Christians who have not struggled to understand their own context end by either perpetuating the truisms of past contexts or by mouthing religious or ethical generalizations that could be articulated by any thinking person. But Christians who have not subjected their minds to the long traditions of theological thought, including the Christian and Hebrew Scriptures, end by having nothing much to bring to their contexts by way of another perspective, another possibility—maybe even something ‘new’: Good News!

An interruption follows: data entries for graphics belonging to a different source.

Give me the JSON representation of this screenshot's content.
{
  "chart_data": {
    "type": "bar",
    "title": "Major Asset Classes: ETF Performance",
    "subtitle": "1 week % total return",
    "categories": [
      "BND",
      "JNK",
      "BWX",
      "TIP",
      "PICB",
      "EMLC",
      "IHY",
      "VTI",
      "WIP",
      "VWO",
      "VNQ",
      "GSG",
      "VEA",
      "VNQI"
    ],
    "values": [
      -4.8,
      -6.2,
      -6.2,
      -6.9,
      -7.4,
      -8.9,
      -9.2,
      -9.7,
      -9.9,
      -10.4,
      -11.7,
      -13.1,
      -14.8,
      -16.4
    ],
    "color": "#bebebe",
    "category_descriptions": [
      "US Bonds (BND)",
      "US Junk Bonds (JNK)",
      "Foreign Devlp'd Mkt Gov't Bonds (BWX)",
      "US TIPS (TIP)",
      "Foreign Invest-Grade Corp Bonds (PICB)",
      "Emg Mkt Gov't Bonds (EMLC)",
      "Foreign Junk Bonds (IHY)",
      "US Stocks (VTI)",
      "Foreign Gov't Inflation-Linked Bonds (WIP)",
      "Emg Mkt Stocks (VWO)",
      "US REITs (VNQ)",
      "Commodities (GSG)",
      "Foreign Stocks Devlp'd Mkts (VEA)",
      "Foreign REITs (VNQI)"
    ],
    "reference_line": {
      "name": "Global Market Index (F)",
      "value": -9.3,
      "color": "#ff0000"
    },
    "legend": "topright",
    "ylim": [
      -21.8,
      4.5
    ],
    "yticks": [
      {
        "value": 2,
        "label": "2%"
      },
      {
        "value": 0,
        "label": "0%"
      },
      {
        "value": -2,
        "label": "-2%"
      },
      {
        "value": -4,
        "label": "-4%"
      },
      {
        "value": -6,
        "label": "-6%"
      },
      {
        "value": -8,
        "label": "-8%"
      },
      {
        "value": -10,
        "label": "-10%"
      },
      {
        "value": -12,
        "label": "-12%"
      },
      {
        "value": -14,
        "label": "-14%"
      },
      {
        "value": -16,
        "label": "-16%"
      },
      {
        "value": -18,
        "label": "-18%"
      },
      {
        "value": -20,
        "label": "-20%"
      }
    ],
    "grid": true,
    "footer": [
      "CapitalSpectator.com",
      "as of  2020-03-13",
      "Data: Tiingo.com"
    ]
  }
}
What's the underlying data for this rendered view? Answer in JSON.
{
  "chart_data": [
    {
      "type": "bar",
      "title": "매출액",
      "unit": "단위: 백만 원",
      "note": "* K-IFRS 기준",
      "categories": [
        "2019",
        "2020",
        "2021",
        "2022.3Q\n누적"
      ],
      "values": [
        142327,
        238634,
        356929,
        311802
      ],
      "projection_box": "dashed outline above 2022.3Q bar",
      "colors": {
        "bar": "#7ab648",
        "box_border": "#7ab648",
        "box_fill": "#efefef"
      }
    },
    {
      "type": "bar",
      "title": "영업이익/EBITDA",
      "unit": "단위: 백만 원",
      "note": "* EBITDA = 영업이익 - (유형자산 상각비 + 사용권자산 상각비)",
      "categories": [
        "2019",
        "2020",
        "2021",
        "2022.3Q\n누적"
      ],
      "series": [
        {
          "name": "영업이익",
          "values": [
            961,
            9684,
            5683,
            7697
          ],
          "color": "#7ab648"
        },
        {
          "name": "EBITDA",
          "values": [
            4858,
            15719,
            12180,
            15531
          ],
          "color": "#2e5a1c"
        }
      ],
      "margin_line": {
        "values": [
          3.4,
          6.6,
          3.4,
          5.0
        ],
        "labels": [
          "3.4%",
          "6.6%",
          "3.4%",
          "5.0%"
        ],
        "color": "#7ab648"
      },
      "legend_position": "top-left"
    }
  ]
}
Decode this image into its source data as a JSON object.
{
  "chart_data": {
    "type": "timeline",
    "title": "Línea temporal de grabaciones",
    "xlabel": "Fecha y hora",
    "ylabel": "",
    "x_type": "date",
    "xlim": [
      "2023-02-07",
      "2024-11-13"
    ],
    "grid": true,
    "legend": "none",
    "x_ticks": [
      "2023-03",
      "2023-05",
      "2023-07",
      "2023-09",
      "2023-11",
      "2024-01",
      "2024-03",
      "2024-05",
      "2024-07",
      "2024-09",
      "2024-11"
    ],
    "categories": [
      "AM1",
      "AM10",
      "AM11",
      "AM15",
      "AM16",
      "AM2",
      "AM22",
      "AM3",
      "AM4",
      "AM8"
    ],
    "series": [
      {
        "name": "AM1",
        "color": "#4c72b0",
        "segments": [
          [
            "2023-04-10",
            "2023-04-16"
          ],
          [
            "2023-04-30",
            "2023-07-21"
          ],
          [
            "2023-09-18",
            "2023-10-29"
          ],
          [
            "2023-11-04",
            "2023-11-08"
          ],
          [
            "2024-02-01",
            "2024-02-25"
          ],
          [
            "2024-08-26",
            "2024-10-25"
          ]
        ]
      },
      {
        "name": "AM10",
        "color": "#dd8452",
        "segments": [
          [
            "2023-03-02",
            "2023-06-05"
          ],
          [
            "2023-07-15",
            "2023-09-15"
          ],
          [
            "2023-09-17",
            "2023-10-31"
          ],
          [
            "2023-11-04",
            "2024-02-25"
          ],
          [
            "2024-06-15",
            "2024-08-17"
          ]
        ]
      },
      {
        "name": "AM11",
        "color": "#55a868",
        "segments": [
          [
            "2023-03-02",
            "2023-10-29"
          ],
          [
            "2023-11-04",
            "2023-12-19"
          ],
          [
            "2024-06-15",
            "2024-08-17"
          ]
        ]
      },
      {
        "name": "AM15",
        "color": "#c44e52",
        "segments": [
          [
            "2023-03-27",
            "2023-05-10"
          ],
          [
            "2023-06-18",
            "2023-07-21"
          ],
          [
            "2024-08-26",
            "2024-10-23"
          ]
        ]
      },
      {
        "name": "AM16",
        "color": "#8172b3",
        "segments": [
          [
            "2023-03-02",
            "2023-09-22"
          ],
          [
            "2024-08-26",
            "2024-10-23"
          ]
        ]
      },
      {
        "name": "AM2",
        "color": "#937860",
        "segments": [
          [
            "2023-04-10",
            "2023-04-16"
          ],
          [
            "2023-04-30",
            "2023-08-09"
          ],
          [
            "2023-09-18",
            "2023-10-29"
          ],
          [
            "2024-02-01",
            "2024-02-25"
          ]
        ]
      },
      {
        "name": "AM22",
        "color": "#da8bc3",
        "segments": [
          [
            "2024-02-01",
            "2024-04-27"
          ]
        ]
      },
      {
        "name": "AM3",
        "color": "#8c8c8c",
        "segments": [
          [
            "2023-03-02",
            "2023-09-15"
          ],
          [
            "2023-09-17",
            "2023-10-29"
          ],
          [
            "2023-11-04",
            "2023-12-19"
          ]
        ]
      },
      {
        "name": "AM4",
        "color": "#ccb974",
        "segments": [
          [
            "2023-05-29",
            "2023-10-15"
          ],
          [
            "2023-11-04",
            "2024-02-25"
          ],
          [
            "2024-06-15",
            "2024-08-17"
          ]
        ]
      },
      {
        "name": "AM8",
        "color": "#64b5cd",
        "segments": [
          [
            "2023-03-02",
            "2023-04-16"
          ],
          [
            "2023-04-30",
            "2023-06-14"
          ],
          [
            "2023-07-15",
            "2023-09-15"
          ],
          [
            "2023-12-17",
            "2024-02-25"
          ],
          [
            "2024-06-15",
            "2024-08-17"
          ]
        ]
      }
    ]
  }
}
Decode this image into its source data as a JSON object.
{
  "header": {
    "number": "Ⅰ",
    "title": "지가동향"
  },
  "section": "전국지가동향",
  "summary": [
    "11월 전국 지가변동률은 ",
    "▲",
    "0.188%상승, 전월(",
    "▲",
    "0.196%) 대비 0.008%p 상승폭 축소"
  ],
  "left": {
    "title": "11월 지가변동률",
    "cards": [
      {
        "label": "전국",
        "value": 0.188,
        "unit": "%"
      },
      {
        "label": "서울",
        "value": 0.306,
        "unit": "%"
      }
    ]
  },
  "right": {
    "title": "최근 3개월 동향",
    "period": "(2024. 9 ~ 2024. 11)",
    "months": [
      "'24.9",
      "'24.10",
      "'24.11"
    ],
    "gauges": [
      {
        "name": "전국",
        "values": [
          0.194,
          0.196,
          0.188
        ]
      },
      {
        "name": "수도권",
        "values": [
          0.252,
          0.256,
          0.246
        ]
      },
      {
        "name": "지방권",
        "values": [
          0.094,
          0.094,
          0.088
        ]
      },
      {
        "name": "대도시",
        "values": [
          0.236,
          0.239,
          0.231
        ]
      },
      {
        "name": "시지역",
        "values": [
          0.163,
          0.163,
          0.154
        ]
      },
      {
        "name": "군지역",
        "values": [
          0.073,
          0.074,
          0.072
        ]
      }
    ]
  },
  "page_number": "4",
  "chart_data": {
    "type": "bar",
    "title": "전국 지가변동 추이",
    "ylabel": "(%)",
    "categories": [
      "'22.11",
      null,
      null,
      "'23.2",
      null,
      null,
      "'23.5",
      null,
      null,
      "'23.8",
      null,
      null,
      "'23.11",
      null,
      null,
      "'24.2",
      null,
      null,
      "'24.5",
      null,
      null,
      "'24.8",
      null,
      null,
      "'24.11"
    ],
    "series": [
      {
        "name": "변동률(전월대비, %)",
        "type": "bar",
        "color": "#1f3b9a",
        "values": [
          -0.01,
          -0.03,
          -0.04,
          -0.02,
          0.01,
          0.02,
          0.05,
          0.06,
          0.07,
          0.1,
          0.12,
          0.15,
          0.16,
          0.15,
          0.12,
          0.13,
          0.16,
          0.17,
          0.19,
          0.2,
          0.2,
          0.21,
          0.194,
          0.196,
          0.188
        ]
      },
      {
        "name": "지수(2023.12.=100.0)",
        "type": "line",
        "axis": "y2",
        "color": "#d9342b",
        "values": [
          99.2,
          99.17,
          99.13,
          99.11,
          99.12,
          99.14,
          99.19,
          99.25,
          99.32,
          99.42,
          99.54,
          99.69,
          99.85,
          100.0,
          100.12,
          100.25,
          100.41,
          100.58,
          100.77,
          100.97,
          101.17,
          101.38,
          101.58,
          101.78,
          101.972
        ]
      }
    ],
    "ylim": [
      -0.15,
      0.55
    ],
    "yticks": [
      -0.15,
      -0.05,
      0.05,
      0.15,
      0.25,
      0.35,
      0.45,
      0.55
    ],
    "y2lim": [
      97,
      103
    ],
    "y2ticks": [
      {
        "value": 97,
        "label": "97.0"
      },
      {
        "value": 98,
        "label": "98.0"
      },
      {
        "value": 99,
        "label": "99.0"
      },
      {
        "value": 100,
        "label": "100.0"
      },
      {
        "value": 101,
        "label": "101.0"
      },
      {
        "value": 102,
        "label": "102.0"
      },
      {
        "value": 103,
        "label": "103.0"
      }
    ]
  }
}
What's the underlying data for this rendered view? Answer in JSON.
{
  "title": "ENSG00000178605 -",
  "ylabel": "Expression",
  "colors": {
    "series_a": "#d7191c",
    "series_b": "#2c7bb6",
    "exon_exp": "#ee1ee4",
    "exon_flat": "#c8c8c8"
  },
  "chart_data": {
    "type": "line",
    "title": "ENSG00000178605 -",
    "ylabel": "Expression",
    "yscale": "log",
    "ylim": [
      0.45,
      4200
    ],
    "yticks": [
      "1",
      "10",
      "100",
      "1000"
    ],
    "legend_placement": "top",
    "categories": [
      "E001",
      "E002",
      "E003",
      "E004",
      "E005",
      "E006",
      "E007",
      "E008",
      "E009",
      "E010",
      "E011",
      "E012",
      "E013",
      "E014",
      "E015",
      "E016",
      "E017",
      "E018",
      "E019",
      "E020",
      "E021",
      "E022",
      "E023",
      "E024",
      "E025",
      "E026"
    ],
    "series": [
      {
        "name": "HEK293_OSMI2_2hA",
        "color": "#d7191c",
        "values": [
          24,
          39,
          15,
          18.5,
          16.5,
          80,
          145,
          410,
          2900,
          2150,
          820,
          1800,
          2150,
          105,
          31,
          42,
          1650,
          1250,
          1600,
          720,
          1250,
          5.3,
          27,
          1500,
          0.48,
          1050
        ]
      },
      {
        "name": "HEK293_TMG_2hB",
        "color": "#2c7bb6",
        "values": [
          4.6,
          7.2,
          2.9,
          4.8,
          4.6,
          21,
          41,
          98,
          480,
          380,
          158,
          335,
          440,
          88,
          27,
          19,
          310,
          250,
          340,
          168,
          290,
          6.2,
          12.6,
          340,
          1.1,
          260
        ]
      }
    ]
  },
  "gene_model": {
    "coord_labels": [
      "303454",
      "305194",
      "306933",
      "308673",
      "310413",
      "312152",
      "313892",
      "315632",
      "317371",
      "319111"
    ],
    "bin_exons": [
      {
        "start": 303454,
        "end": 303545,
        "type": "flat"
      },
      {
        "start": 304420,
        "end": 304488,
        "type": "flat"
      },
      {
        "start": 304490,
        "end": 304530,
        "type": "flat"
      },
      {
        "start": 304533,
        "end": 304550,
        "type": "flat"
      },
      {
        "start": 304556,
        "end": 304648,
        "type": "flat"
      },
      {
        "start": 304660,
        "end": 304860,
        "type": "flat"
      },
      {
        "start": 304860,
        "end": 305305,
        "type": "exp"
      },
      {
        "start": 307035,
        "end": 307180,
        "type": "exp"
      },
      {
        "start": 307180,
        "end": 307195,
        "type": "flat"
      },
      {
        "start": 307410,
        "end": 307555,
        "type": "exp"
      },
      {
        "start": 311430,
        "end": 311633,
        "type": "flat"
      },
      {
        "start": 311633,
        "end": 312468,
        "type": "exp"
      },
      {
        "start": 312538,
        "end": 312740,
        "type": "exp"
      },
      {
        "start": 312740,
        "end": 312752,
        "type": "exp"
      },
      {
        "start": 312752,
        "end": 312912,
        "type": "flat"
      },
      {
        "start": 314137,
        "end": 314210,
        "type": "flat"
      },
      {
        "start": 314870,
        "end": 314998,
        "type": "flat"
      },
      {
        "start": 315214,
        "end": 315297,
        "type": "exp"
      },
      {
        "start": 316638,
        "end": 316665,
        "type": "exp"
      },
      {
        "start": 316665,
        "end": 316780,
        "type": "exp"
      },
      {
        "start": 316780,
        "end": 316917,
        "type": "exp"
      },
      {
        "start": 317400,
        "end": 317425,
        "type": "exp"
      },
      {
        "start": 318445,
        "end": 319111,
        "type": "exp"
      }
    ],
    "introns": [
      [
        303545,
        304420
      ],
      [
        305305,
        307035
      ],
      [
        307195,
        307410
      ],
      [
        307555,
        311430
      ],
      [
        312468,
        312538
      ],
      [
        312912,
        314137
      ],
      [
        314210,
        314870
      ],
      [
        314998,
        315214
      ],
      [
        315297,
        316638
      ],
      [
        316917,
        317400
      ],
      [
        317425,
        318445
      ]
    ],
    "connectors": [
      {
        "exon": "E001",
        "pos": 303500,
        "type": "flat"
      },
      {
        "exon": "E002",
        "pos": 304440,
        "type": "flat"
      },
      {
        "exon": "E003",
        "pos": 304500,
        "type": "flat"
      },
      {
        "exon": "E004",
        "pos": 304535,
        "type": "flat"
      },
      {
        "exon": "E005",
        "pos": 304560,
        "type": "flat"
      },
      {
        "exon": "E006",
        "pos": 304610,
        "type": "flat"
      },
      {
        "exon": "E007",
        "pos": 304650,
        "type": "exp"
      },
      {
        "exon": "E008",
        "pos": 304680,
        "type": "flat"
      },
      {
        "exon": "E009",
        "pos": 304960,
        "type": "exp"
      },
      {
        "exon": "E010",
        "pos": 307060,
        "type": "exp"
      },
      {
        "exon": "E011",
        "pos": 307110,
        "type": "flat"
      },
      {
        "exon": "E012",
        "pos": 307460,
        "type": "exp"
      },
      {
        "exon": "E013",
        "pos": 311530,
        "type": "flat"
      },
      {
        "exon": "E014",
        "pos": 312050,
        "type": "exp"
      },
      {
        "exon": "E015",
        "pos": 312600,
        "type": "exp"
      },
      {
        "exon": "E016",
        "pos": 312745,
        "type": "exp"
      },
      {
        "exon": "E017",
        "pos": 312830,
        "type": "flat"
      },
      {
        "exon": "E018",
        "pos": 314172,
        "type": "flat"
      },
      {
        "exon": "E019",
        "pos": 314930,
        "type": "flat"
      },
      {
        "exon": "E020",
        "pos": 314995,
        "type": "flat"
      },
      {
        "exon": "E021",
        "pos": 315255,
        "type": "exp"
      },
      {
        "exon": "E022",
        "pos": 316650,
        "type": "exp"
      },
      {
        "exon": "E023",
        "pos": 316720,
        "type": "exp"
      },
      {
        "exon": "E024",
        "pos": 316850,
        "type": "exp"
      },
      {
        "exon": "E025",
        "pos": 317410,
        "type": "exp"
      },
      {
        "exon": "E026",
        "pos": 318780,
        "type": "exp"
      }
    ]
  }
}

So Christian theology is never easy. From the experience of six decades attempting it, I can say, with feeling, that theology is often agonizing. One does it on the verge of failure always—and especially today, when the ‘social nets’ that made theology, ministry and even faith itself seem ‘natural’ have all been removed. Trying to live between honest intellectual and spiritual exposure to our times (such times!) and vigorous, continuous and deep probing of the Judeo-Christian tradition is very hard work. Many who ‘put their hand to the plough’ give up after a few years; others find more comfortable ways of being ‘Christian’, ‘ministers’, ‘theologians.’ One shouldn’t be too hard on them. They’ve discovered that one could be crucified living between the Zeitgeist and the holy Geist! Many (like Dietrich Bonhoeffer) have been. But that’s where theology is called to live. It is never without risk, and never without something like . . . suffering.
But that’s not all it is.
Notre-Dame-de-Grace, Montreal,
November 18, 2014
[1] Emeritus Professor, Faculty of Religious Studies, McGill University.
[2] My understanding of the importance of contextual thinking in Christian theology has been developed in many places, but especially in the first volume of my 3-volume systematic work entitled Thinking the Faith: Christian Theology in a North American Context [Minneapolis: Fortress Press, 1991] and in The Cross in Our Context: Jesus and the Suffering World [Minneapolis: Fortress Press, 2003]
[3] “In Defence of North America”, Technology and Empire, Toronto: House of Anansi, 1969; p. 16
[4] Translated by James W. Leitch from the German, Theologie der Hoffnung (1965); London: S.C.M. Press, 1967
[5] The title of his second (and perhaps more important) book [German 1973, English trans. by R.A.Wilson, 1974]
[6] Religioin in Life, vol. XL, no.3, 1971.
[7] This essay, which someone sent to Moltmann, that brought about our longstanding friendship. When we first met in 1972, Juergen was working on The Crucified God—because, he said, too many young German theologs have lauded my theology of hope without understanding its foundations in “Jesus Christ and him crucified.”